No Domingo, 22 de Março, o mundo assinalou mais um Dia Mundial da Água, este ano sob o lema “Água e Género” e com uma mensagem poderosa: “Onde a água corre, a igualdade cresce”. Mas em Moçambique – e em grande parte do mundo – esta frase não é ainda uma realidade. É, antes de tudo, uma ambição. E, talvez mais importante, um alerta. A crise de água não é neutra. Nunca foi. Afecta todos, mas não da mesma forma. Onde o acesso à água potável segura e ao saneamento básico falha, as desigualdades não apenas persistem – aprofundam-se. E são, de forma desproporcional, as mulheres e as raparigas que carregam esse fardo invisível.

Neste preciso momento, em várias zonas do País, há mulheres a percorrerem quilómetros sob o sol para garantir alguns litros de água para as suas famílias; há raparigas que faltam à escola por não terem condições dignas para gerir a sua higiene menstrual; há mulheres que enfrentam riscos de segurança ao procurar locais isolados para satisfazer as necessidades básicas. Estas não são histórias isoladas -são rotinas diárias. E são, acima de tudo, manifestações de uma falha estrutural.

Reduzir a crise da água a uma questão de infra-estrutura é um erro. Trata-se, simultaneamente, de uma crise de dignidade, de saúde pública, de igualdade de género e de desenvolvimento. Onde não há água segura nem saneamento adequado, há mais doenças, mais abandono escolar, menos oportunidades económicas e maior vulnerabilidade social. A água, ou a sua ausência, molda destinos.

Os dados mais recentes são claros – e preocupantes. Em Moçambique, cerca de 63 a 64% da população tem acesso à água potável. Isso representa progresso, sem dúvida. Mas este número esconde desigualdades profundas, sobretudo entre zonas urbanas e rurais. Mais alarmante ainda é a situação do saneamento: apenas cerca de 35% da população tem acesso a serviços melhorados. Ou seja, quase dois terços dos moçambicanos vivem sem condições adequadas de saneamento. E mais de um terço da população continua a praticar o fecalismo a céu aberto.

Esta discrepância entre avanços na água e atrasos no saneamento é uma das principais barreiras para o alcance do Objectivo de Desenvolvimento Sustentável número 6 – garantir água e saneamento para todos até 2030. E o tempo não está do nosso lado.

Como se não bastasse, a crise climática está a amplificar esta realidade. Em Moçambique, falar de mudanças climáticas é, inevitavelmente, falar de água. Secas prolongadas reduzem drasticamente a disponibilidade de recursos hídricos. Ciclones e cheias destroem infra-estruturas, contaminam fontes de água e criam condições ideais para surtos de doenças como a cólera.

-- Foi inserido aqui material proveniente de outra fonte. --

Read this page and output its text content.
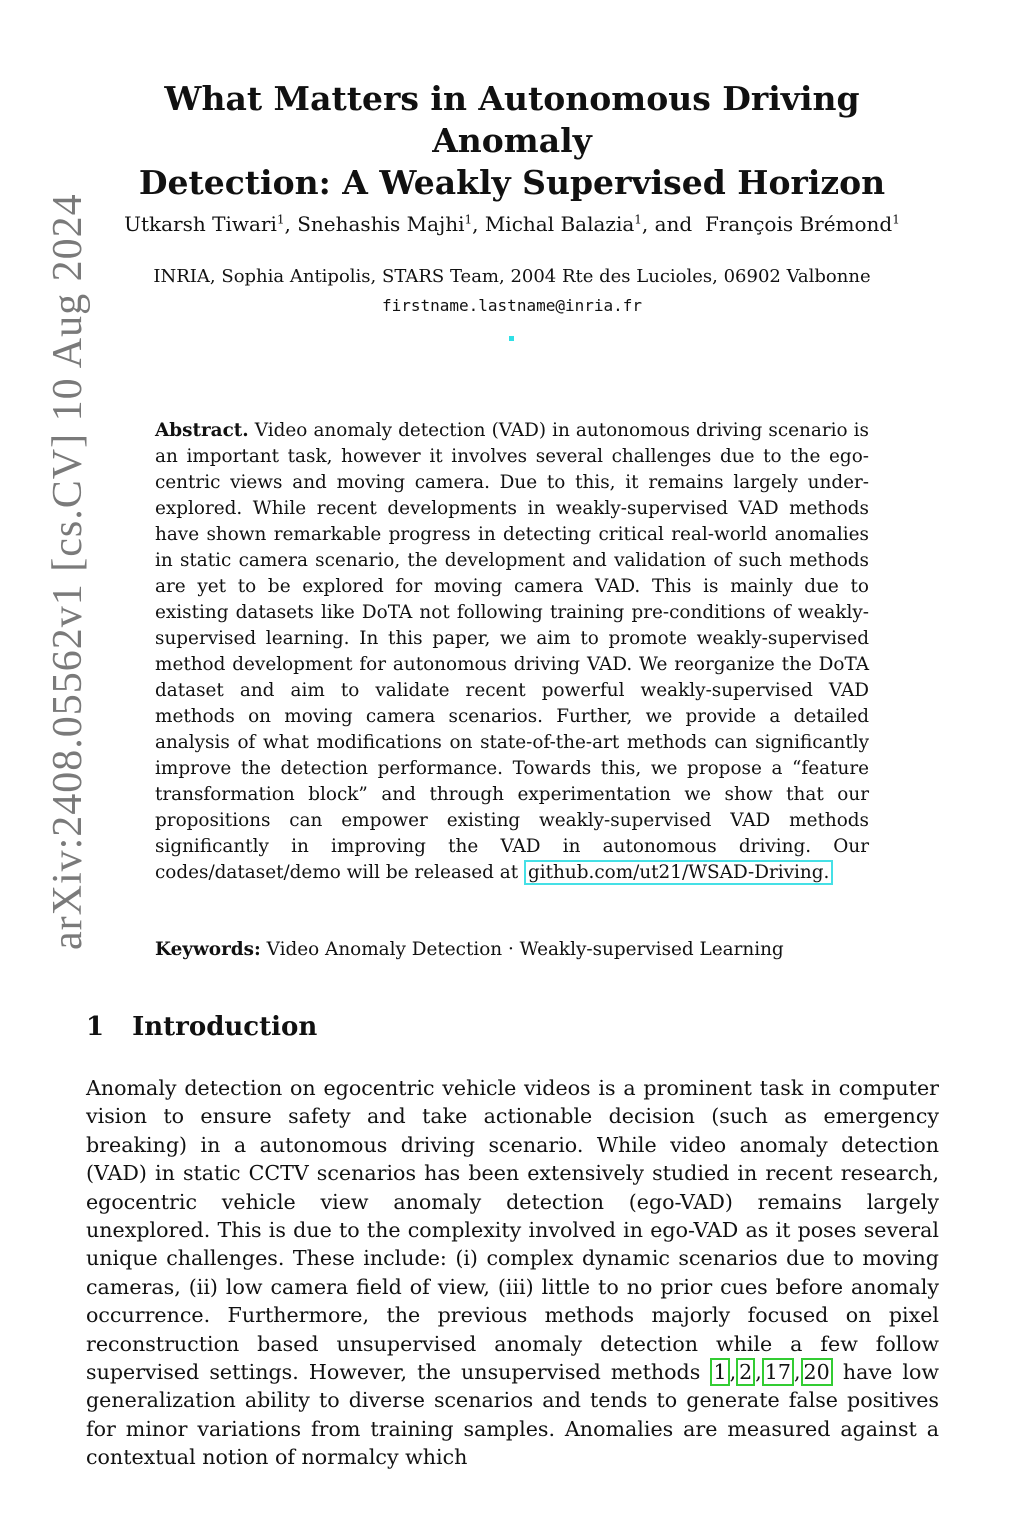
arXiv:2408.05562v1 [cs.CV] 10 Aug 2024
What Matters in Autonomous Driving Anomaly
Detection: A Weakly Supervised Horizon
Utkarsh Tiwari$^1$, Snehashis Majhi$^1$, Michal Balazia$^1$, and  François Brémond$^1$
INRIA, Sophia Antipolis, STARS Team, 2004 Rte des Lucioles, 06902 Valbonne
firstname.lastname@inria.fr
Abstract. Video anomaly detection (VAD) in autonomous driving scenario is an important task, however it involves several challenges due to the ego-centric views and moving camera. Due to this, it remains largely under-explored. While recent developments in weakly-supervised VAD methods have shown remarkable progress in detecting critical real-world anomalies in static camera scenario, the development and validation of such methods are yet to be explored for moving camera VAD. This is mainly due to existing datasets like DoTA not following training pre-conditions of weakly-supervised learning. In this paper, we aim to promote weakly-supervised method development for autonomous driving VAD. We reorganize the DoTA dataset and aim to validate recent powerful weakly-supervised VAD methods on moving camera scenarios. Further, we provide a detailed analysis of what modifications on state-of-the-art methods can significantly improve the detection performance. Towards this, we propose a “feature transformation block” and through experimentation we show that our propositions can empower existing weakly-supervised VAD methods significantly in improving the VAD in autonomous driving. Our codes/dataset/demo will be released at github.com/ut21/WSAD-Driving.
Keywords: Video Anomaly Detection · Weakly-supervised Learning
1 Introduction
Anomaly detection on egocentric vehicle videos is a prominent task in computer vision to ensure safety and take actionable decision (such as emergency breaking) in a autonomous driving scenario. While video anomaly detection (VAD) in static CCTV scenarios has been extensively studied in recent research, egocentric vehicle view anomaly detection (ego-VAD) remains largely unexplored. This is due to the complexity involved in ego-VAD as it poses several unique challenges. These include: (i) complex dynamic scenarios due to moving cameras, (ii) low camera field of view, (iii) little to no prior cues before anomaly occurrence. Furthermore, the previous methods majorly focused on pixel reconstruction based unsupervised anomaly detection while a few follow supervised settings. However, the unsupervised methods 1 , 2 , 17 , 20 have low generalization ability to diverse scenarios and tends to generate false positives for minor variations from training samples. Anomalies are measured against a contextual notion of normalcy which
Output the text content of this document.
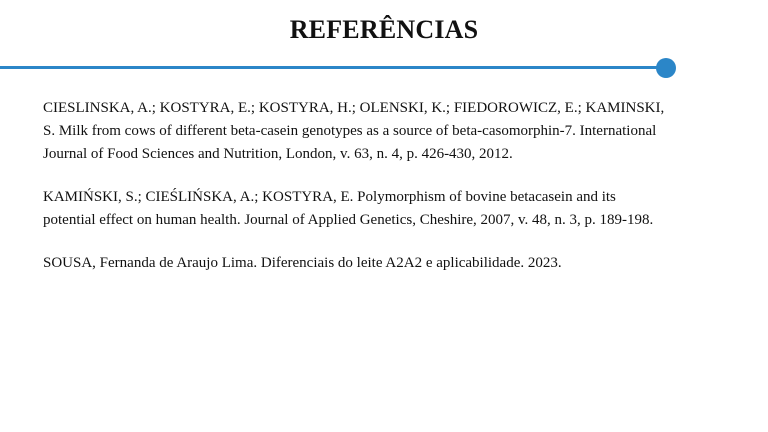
REFERÊNCIAS

CIESLINSKA, A.; KOSTYRA, E.; KOSTYRA, H.; OLENSKI, K.; FIEDOROWICZ, E.; KAMINSKI,
S. Milk from cows of different beta-casein genotypes as a source of beta-casomorphin-7. International
Journal of Food Sciences and Nutrition, London, v. 63, n. 4, p. 426-430, 2012.

KAMIŃSKI, S.; CIEŚLIŃSKA, A.; KOSTYRA, E. Polymorphism of bovine betacasein and its
potential effect on human health. Journal of Applied Genetics, Cheshire, 2007, v. 48, n. 3, p. 189-198.

SOUSA, Fernanda de Araujo Lima. Diferenciais do leite A2A2 e aplicabilidade. 2023.
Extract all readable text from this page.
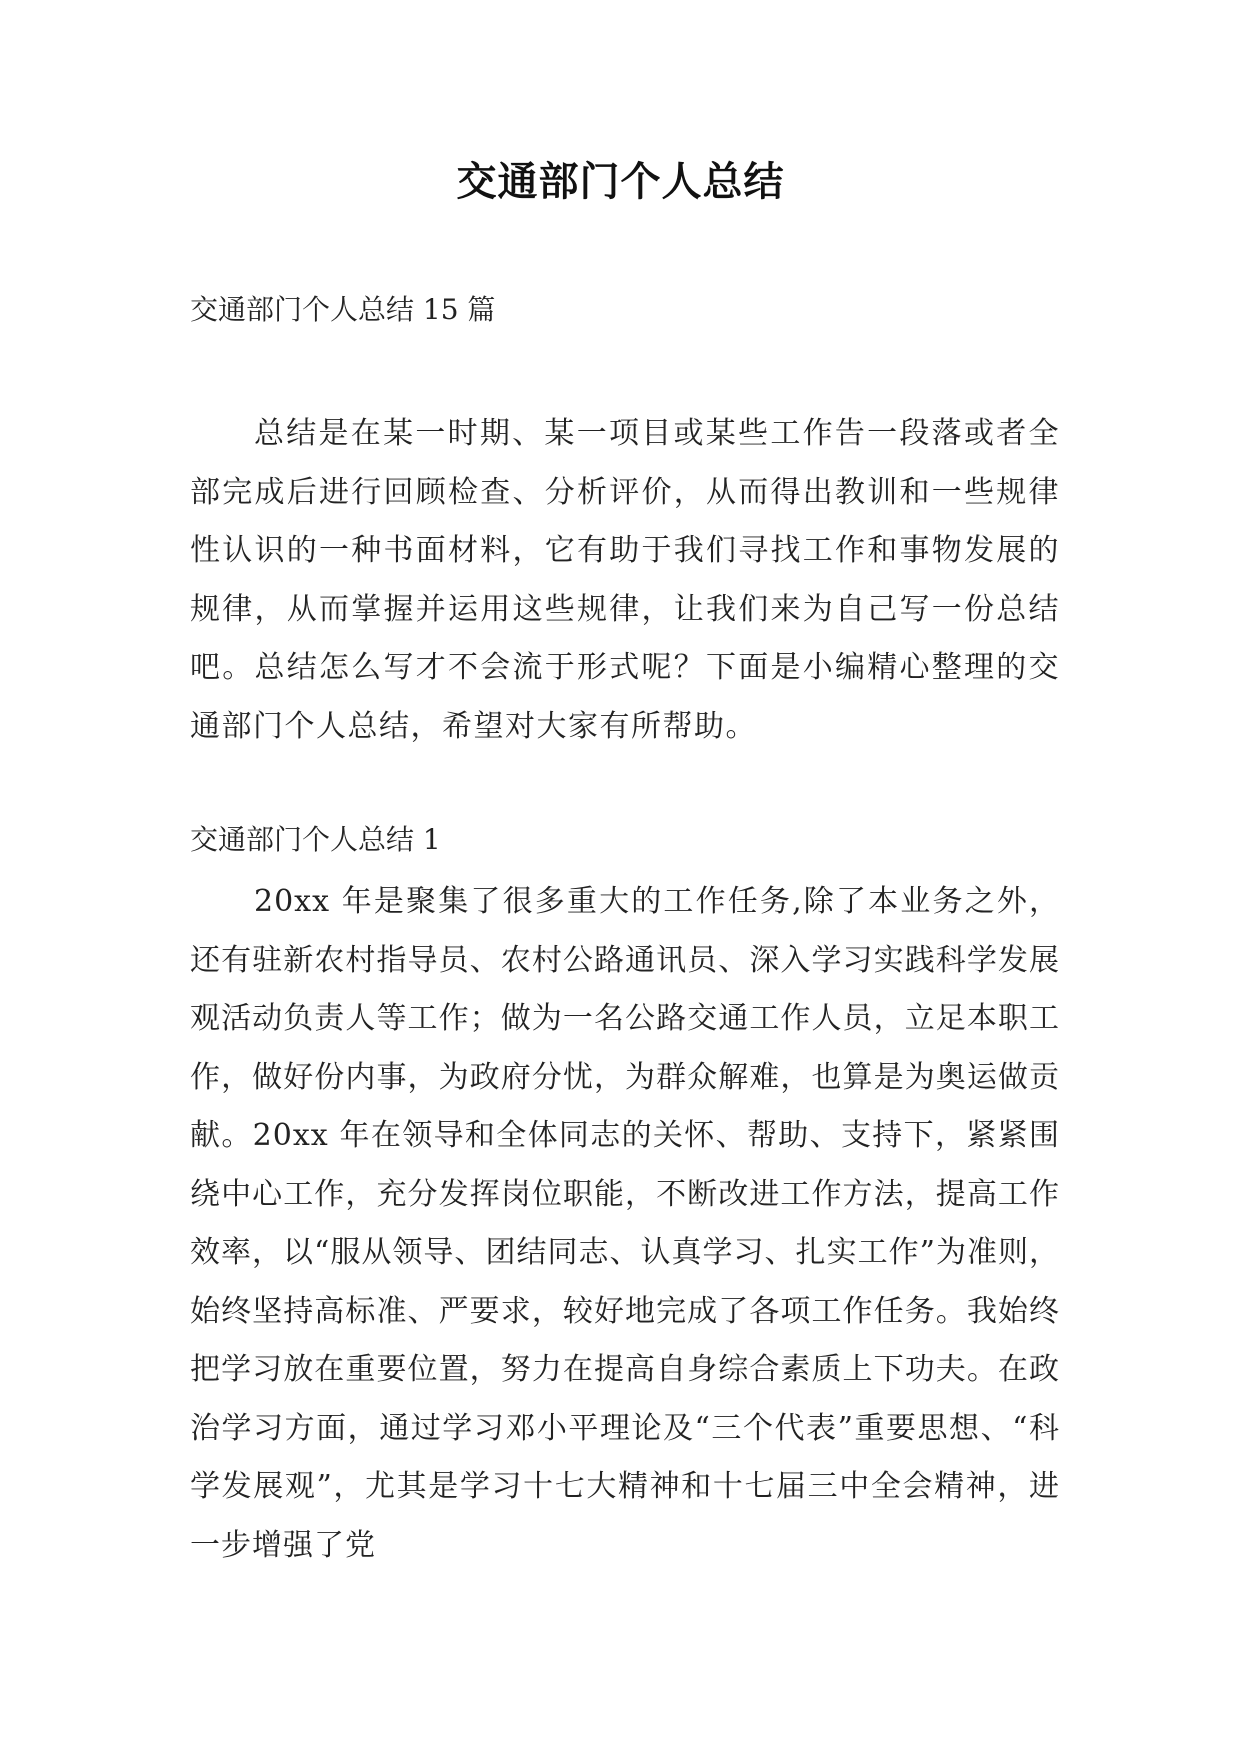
交通部门个人总结
交通部门个人总结 15 篇

总结是在某一时期、某一项目或某些工作告一段落或者全部完成后进行回顾检查、分析评价，从而得出教训和一些规律性认识的一种书面材料，它有助于我们寻找工作和事物发展的规律，从而掌握并运用这些规律，让我们来为自己写一份总结吧。总结怎么写才不会流于形式呢？下面是小编精心整理的交通部门个人总结，希望对大家有所帮助。

交通部门个人总结 1

20xx 年是聚集了很多重大的工作任务,除了本业务之外，还有驻新农村指导员、农村公路通讯员、深入学习实践科学发展观活动负责人等工作；做为一名公路交通工作人员，立足本职工作，做好份内事，为政府分忧，为群众解难，也算是为奥运做贡献。20xx 年在领导和全体同志的关怀、帮助、支持下，紧紧围绕中心工作，充分发挥岗位职能，不断改进工作方法，提高工作效率，以“服从领导、团结同志、认真学习、扎实工作”为准则，始终坚持高标准、严要求，较好地完成了各项工作任务。我始终把学习放在重要位置，努力在提高自身综合素质上下功夫。在政治学习方面，通过学习邓小平理论及“三个代表”重要思想、“科学发展观”，尤其是学习十七大精神和十七届三中全会精神，进一步增强了党
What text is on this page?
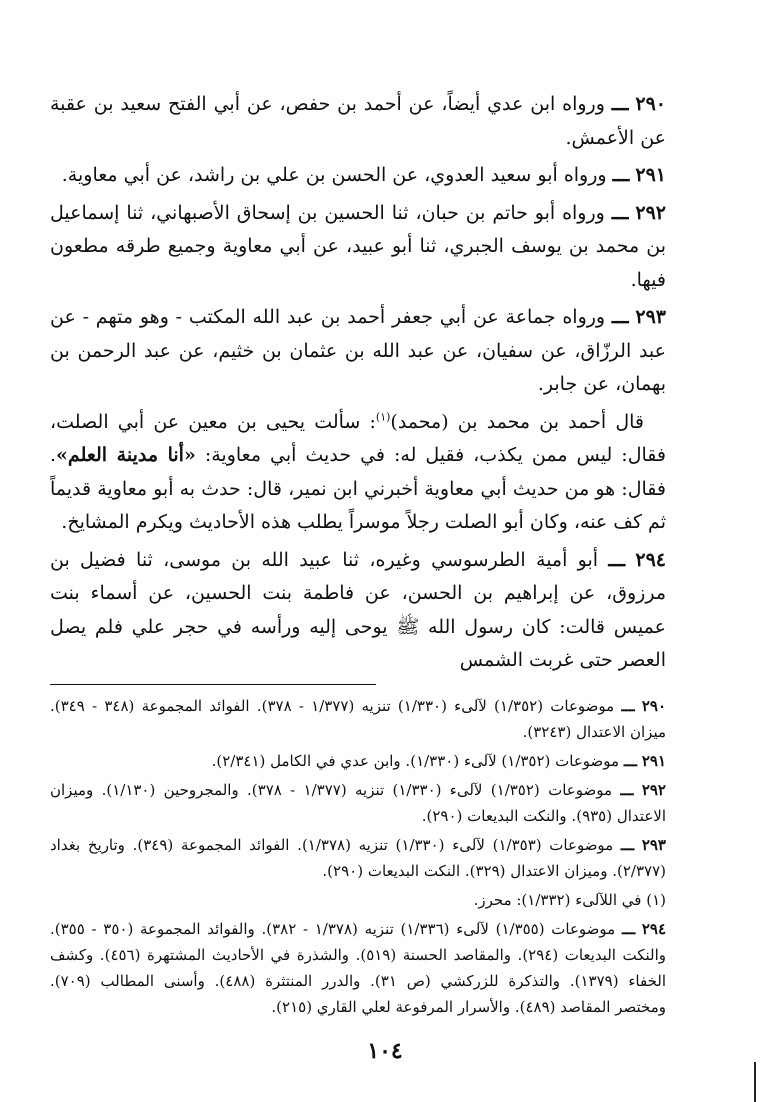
٢٩٠ ـــ ورواه ابن عدي أيضاً، عن أحمد بن حفص، عن أبي الفتح سعيد بن عقبة عن الأعمش.

٢٩١ ـــ ورواه أبو سعيد العدوي، عن الحسن بن علي بن راشد، عن أبي معاوية.

٢٩٢ ـــ ورواه أبو حاتم بن حبان، ثنا الحسين بن إسحاق الأصبهاني، ثنا إسماعيل بن محمد بن يوسف الجبري، ثنا أبو عبيد، عن أبي معاوية وجميع طرقه مطعون فيها.

٢٩٣ ـــ ورواه جماعة عن أبي جعفر أحمد بن عبد الله المكتب - وهو متهم - عن عبد الرزّاق، عن سفيان، عن عبد الله بن عثمان بن خثيم، عن عبد الرحمن بن بهمان، عن جابر.

قال أحمد بن محمد بن (محمد)$^{(١)}$: سألت يحيى بن معين عن أبي الصلت، فقال: ليس ممن يكذب، فقيل له: في حديث أبي معاوية: «أنا مدينة العلم». فقال: هو من حديث أبي معاوية أخبرني ابن نمير، قال: حدث به أبو معاوية قديماً ثم كف عنه، وكان أبو الصلت رجلاً موسراً يطلب هذه الأحاديث ويكرم المشايخ.

٢٩٤ ـــ أبو أمية الطرسوسي وغيره، ثنا عبيد الله بن موسى، ثنا فضيل بن مرزوق، عن إبراهيم بن الحسن، عن فاطمة بنت الحسين، عن أسماء بنت عميس قالت: كان رسول الله ﷺ يوحى إليه ورأسه في حجر علي فلم يصل العصر حتى غربت الشمس

٢٩٠ ـــ موضوعات (١/٣٥٢) لآلىء (١/٣٣٠) تنزيه (١/٣٧٧ - ٣٧٨). الفوائد المجموعة (٣٤٨ - ٣٤٩). ميزان الاعتدال (٣٢٤٣).

٢٩١ ـــ موضوعات (١/٣٥٢) لآلىء (١/٣٣٠). وابن عدي في الكامل (٢/٣٤١).

٢٩٢ ـــ موضوعات (١/٣٥٢) لآلىء (١/٣٣٠) تنزيه (١/٣٧٧ - ٣٧٨). والمجروحين (١/١٣٠). وميزان الاعتدال (٩٣٥). والنكت البديعات (٢٩٠).

٢٩٣ ـــ موضوعات (١/٣٥٣) لآلىء (١/٣٣٠) تنزيه (١/٣٧٨). الفوائد المجموعة (٣٤٩). وتاريخ بغداد (٢/٣٧٧). وميزان الاعتدال (٣٢٩). النكت البديعات (٢٩٠).

(١) في اللآلىء (١/٣٣٢): محرز.

٢٩٤ ـــ موضوعات (١/٣٥٥) لآلىء (١/٣٣٦) تنزيه (١/٣٧٨ - ٣٨٢). والفوائد المجموعة (٣٥٠ - ٣٥٥). والنكت البديعات (٢٩٤). والمقاصد الحسنة (٥١٩). والشذرة في الأحاديث المشتهرة (٤٥٦). وكشف الخفاء (١٣٧٩). والتذكرة للزركشي (ص ٣١). والدرر المنتثرة (٤٨٨). وأسنى المطالب (٧٠٩). ومختصر المقاصد (٤٨٩). والأسرار المرفوعة لعلي القاري (٢١٥).

١٠٤
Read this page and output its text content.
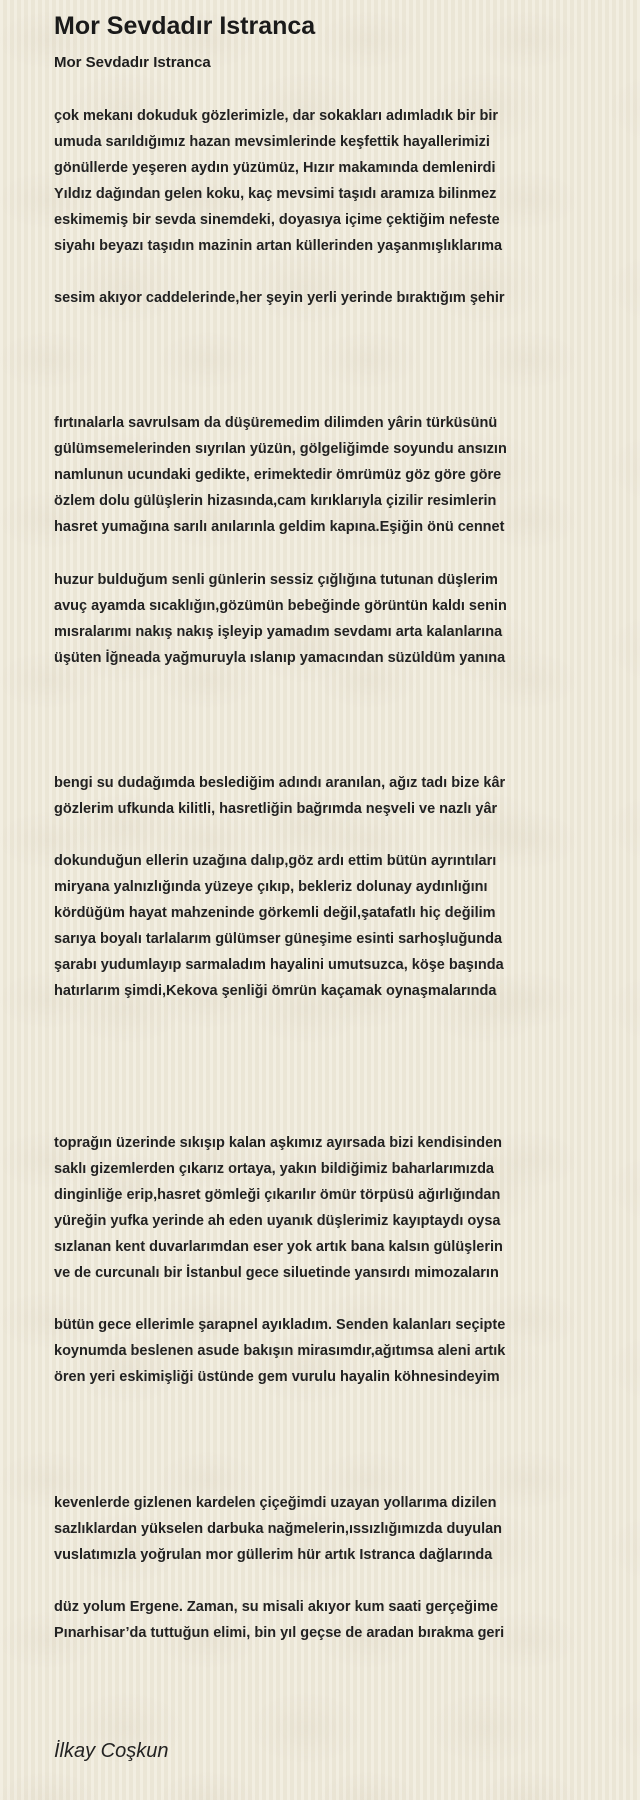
Mor Sevdadır Istranca
Mor Sevdadır Istranca
çok mekanı dokuduk gözlerimizle, dar sokakları adımladık bir bir
umuda sarıldığımız hazan mevsimlerinde keşfettik hayallerimizi
gönüllerde yeşeren aydın yüzümüz, Hızır makamında demlenirdi
Yıldız dağından gelen koku, kaç mevsimi taşıdı aramıza bilinmez
eskimemiş bir sevda sinemdeki, doyasıya içime çektiğim nefeste
siyahı beyazı taşıdın mazinin artan küllerinden yaşanmışlıklarıma
sesim akıyor caddelerinde,her şeyin yerli yerinde bıraktığım şehir
fırtınalarla savrulsam da düşüremedim dilimden yârin türküsünü
gülümsemelerinden sıyrılan yüzün, gölgeliğimde soyundu ansızın
namlunun ucundaki gedikte, erimektedir ömrümüz göz göre göre
özlem dolu gülüşlerin hizasında,cam kırıklarıyla çizilir resimlerin
hasret yumağına sarılı anılarınla geldim kapına.Eşiğin önü cennet
huzur bulduğum senli günlerin sessiz çığlığına tutunan düşlerim
avuç ayamda sıcaklığın,gözümün bebeğinde görüntün kaldı senin
mısralarımı nakış nakış işleyip yamadım sevdamı arta kalanlarına
üşüten İğneada yağmuruyla ıslanıp yamacından süzüldüm yanına
bengi su dudağımda beslediğim adındı aranılan, ağız tadı bize kâr
gözlerim ufkunda kilitli, hasretliğin bağrımda neşveli ve nazlı yâr
dokunduğun ellerin uzağına dalıp,göz ardı ettim bütün ayrıntıları
miryana yalnızlığında yüzeye çıkıp, bekleriz dolunay aydınlığını
kördüğüm hayat mahzeninde görkemli değil,şatafatlı hiç değilim
sarıya boyalı tarlalarım gülümser güneşime esinti sarhoşluğunda
şarabı yudumlayıp sarmaladım hayalini umutsuzca, köşe başında
hatırlarım şimdi,Kekova şenliği ömrün kaçamak oynaşmalarında
toprağın üzerinde sıkışıp kalan aşkımız ayırsada bizi kendisinden
saklı gizemlerden çıkarız ortaya, yakın bildiğimiz baharlarımızda
dinginliğe erip,hasret gömleği çıkarılır ömür törpüsü ağırlığından
yüreğin yufka yerinde ah eden uyanık düşlerimiz kayıptaydı oysa
sızlanan kent duvarlarımdan eser yok artık bana kalsın gülüşlerin
ve de curcunalı bir İstanbul gece siluetinde yansırdı mimozaların
bütün gece ellerimle şarapnel ayıkladım. Senden kalanları seçipte
koynumda beslenen asude bakışın mirasımdır,ağıtımsa aleni artık
ören yeri eskimişliği üstünde gem vurulu hayalin köhnesindeyim
kevenlerde gizlenen kardelen çiçeğimdi uzayan yollarıma dizilen
sazlıklardan yükselen darbuka nağmelerin,ıssızlığımızda duyulan
vuslatımızla yoğrulan mor güllerim hür artık Istranca dağlarında
düz yolum Ergene. Zaman, su misali akıyor kum saati gerçeğime
Pınarhisar’da tuttuğun elimi, bin yıl geçse de aradan bırakma geri
İlkay Coşkun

Eventos extremos recentes demonstraram a fragilidade dos sistemas existentes. Em questão de dias – por vezes horas – comunidades inteiras ficam sem acesso à água segura. E, mais uma vez, são as mulheres, as crianças, os idosos e as pessoas com deficiência que mais sofrem as consequências.

A verdade é simples: a crise climática é uma crise hídrica. E, sem sistemas resilientes, continuaremos a reagir a emergências em vez de preveni-las.

É neste contexto que se torna urgente repensar a forma como desenhamos e implementamos soluções. Não basta construir mais furos de água ou latrinas. É necessário garantir que estas soluções são sustentáveis, resilientes ao clima e, sobretudo, inclusivas.

Aqui entra uma dimensão frequentemente negligenciada: o género.

Programas de Água, Saneamento e Higiene (ASH) que ignoram as desigualdades de género estão condenados a falhar parcialmente. Não é possível falar de acesso universal sem reconhecer que as experiências de acesso são diferentes para homens e mulheres. Integrar a perspectiva de género não é um detalhe técnico – é uma condição essencial para a eficácia.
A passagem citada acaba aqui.